My 3 year old son is a patient at Memorial Sloan Kettering Cancer Center. On July 1 we were in the Pediatric Day Hospital and saw Kelly Bensimon in the playroom. I really wish that someone would tell her that wearing a see through mini-mini white lace outfit and prancing around like a supermodel was inappropiate. There are moms and dads in that place that haven't slept in days, haven't taken a shower for longer than 10 minutes at a time, aren't sleeping in their own homes, are spending days and weeks away from their families, are worried sick about their children and are going without many things while she is sitting there silently looking for attention and flaunting herself.

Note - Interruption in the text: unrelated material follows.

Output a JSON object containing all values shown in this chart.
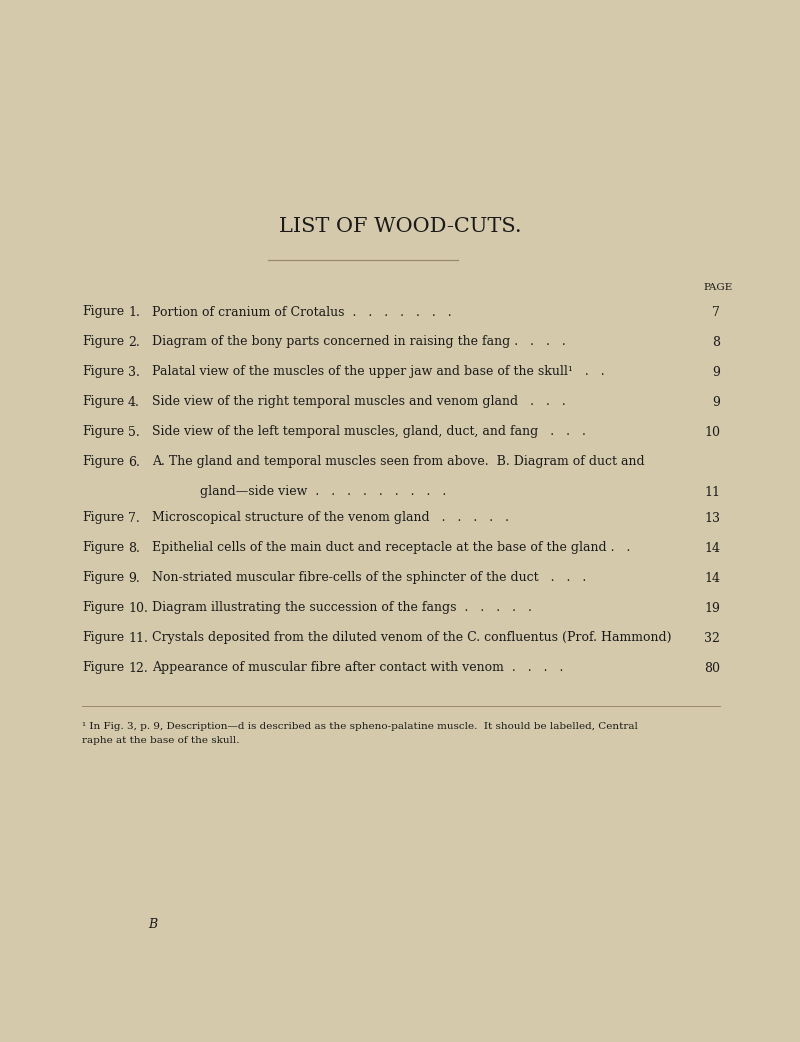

Kelly, there is a time and a place for you, Sloan Kettering's playroom was not it.


This is what they printed... granted, it gets the point across but still... lol

Put some clothes on

Rockaway Beach: We recently saw "Real Housewives of New York City" star Kelly Bensimon in the pediatric hospital at Memorial Sloan-Kettering Cancer Center, where my 3-year-old son is a patient. Someone should tell her that wearing a see-through, mini-mini, white lace outfit and prancing around like a supermodel was inappropriate.

Christine L******-W********


I know, I know... I should just be glad that any time anyone Googles her name that will come up but still... I think my rant had a point. LOL

Well, thanks for reading everyone! :) Hope you are all doing well! I am going to get Katie ready for her first day of camp and get Mike ready for the new summer therapy schedule! I hope you are all doing well!! :) Please keep the prayers and good thoughts coming!! :)

Love,
Chrissie

Sunday, July 5, 2009

Do you ever feel a little neurotic?

There are so many restrictions placed on and orders given for Mike by various doctors... not too much sun, not too cold, no community water, be careful of the sand on the beach, try not to let him get too many cuts for fear of infection, watch what he eats, make sure he gets enough sleep, watch for bruises... there are so many things that sometimes I feel like I am becoming neurotic!!

We have a new deck. It is built with Trex so there will be no splinters but since Mike isn't walking, his knees and feet (from the dropfoot) are being dragged along so I put him in pants and socks and sneakers! It's July and the poor kid is in jeans, socks and sneakers! And then when he comes to me and I pick him up I feel like he is warm so I get the thermometer. He doesn't have a fever, he's hot because he's in jeans and socks for crying out loud! I am forever washing his hands and checking him for cuts or bruises. And I can't even tell you how anal I am about what and how much he eats now. Since his diet is expanded I am constantly on top of how much he is eating! I am forever checking all of the meds to make sure we don't need refills or anything. I have never been super-organized but now I have file-folders... Rx receipts, consult co-pay receipts, insurance papers, lab results, path results... every topic has it's own folder.

I have found that I am on top of Katie much more now too. I feel like she is in need of so much attention but doesn't know how to go about getting it in a good way these days so she resorts to whining or saying things that she knows she probably shouldn't or even by being hyper and jumpy. I feel like I am constantly correcting her and on top of being frustrated by her behavior, I am totally exhausted so it comes out as yelling. I hate that. Every day I try to think of things to do with her and for her to make her not feel like she has to act out. Every day I try to talk to her and spend at least a few minutes with her... and just her. I need to do these things. I need to have her know that she is ok and that, despite all of the attention that Mike gets she is loved and is being taken care of just like before.

I am constantly worried and constantly thinking and constantly wondering where this neurotic behavior came from... Do all cancer moms or moms of kids with life-changing illnesses get like this? Or am I the only one that does all of this worrying, thinking and wondering?